Dawson Dawson-Watson
The apple does not fall far from the tree for Dawson Dawson-Watson (1864-1939). Born in London to John Dawson-Watson, a celebrated English artist and illustrator, Dawson-Watson spent his childhood surrounded by artistic genius in the popular artist neighborhood of St. John’s Wood.
With his artistic talents emerging at an early age, Dawson-Watson began his mentoring with American artist Mark Fisher and later studied under several famous painters in Paris. It was in Paris where Dawson-Watson learned to be proficient in many mediums, including oil, watercolor, mezzotint, engraving and even word carving, a skill he used to create frames for his own paintings.
Soon, Dawson-Watson joined the impressionist artists’ colony in Giverny, France at the home of Claude Monet. He was drawn to Giverny for its rural settings and picturesque villages, which were depicted in his landscape and figural impressionist paintings that were marked with lively brushwork and powerful colorations of purples, violets and yellows.
Upon the urging of American artist James Carrol Beckworth, Dawson-Watson arrived in the United States around 1893 and spent the next three decades traveling the northeastern states, working as an art director for various artistic societies, a teacher for art colonies and universities, and a stage designer and constructor. It was not until 1926 that Dawson-Watson was called to Texas to settle permanently and compete in the Texas Wildflower Painting Competition held in San Antonio. The Texas Wildflower Competition was a competitive exhibition of oil paintings offering an award of $5,000 for the best picture of the wildflowers of Texas, the largest single award ever given in an American competitive exhibition.
Dawson-Watson painted nearly seventy pictures of his favorite Texas wildflower, the cactus. The landscapes of Texas growing on him, Dawson-Watson became a passionate admirer of the cactus, having said, “I worship it… kiss my hand to its tiniest bloom. I’ve painted it inside out, upside down, and crosswise.” His chosen entry to the competition was names The Glory of the Morning, and was said to be painted based on a setting just off Fredericksburg Road near Camp Bullis, Texas. Of the three hundred paintings submitted to the competition, it was the humble cactus painted among the soft backdrop of the Texas Hill country in The Glory of the Morning that won the $5,000 prize and solidified Dawson-Watson’s residency in San Antonio, Texas.

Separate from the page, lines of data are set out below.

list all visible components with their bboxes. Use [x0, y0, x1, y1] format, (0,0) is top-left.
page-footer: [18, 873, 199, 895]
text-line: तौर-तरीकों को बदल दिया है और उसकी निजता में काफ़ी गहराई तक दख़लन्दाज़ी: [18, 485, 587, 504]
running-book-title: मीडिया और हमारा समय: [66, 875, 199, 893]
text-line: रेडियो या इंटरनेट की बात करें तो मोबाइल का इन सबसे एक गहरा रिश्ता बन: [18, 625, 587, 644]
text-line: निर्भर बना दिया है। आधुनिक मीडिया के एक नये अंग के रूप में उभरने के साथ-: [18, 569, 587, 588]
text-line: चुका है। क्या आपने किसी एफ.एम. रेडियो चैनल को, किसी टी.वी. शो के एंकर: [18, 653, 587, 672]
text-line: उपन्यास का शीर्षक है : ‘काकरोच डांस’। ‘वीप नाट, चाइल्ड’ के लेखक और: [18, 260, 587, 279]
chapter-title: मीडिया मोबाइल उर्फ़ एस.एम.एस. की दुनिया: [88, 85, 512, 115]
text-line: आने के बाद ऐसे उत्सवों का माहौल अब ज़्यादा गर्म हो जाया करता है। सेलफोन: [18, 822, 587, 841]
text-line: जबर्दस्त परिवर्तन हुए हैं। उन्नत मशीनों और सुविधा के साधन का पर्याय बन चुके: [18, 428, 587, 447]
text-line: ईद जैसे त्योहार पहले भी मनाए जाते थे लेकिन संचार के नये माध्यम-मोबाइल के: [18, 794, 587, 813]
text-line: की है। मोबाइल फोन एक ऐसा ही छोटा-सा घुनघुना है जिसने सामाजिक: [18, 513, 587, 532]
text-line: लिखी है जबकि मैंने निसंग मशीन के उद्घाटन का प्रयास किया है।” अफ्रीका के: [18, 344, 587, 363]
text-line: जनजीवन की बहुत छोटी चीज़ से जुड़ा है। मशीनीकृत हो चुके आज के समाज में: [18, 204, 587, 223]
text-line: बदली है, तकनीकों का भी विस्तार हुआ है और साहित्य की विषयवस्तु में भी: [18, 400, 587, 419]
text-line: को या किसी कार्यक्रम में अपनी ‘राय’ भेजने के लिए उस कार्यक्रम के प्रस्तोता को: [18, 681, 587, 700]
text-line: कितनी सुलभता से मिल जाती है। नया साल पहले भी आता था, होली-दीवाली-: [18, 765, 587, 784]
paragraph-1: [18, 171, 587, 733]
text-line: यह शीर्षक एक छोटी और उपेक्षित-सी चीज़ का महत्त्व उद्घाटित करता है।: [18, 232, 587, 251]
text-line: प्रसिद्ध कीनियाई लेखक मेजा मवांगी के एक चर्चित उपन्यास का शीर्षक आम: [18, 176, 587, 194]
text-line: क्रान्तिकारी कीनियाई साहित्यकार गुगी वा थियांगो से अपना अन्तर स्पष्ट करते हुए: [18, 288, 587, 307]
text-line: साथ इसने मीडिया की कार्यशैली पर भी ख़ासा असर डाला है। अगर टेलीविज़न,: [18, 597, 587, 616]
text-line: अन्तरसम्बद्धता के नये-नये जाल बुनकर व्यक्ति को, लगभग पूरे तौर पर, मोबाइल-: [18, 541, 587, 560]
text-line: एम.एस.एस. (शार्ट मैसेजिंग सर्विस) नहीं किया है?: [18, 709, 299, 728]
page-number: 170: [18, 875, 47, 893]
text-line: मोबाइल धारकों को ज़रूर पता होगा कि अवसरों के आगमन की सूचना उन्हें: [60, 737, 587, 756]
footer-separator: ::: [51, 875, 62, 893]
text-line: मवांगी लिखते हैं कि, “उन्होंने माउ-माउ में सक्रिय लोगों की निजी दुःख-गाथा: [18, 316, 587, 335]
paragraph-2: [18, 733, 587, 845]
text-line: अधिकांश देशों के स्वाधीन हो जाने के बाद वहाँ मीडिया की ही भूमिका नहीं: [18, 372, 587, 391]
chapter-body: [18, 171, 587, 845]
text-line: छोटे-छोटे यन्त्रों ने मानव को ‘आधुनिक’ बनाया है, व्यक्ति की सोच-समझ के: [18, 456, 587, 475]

For the remainder of his life in San Antonio, Dawson-Watson was celebrated for his cacti paintings and Texas landscapes. Some of his later works returned too his figural painting style, with several paintings focused on cotton pickers as his subject matter. One of his figural paintings, titled The Cotton Pickers, earned Dawson-Watson his second prize in 1929 at the Wildflower competition.
During the last decade of his life, Dawson-Watson established a permanent studio in the city and became a significant member of the San Antonio arts community. His aid in raising funds for the San Antonio With museum during the Great Depression and selling paintings for other local disasters that occurred within the San Antonio community earned him the reputation of being devoted to both the Texas artistic community and Texas itself.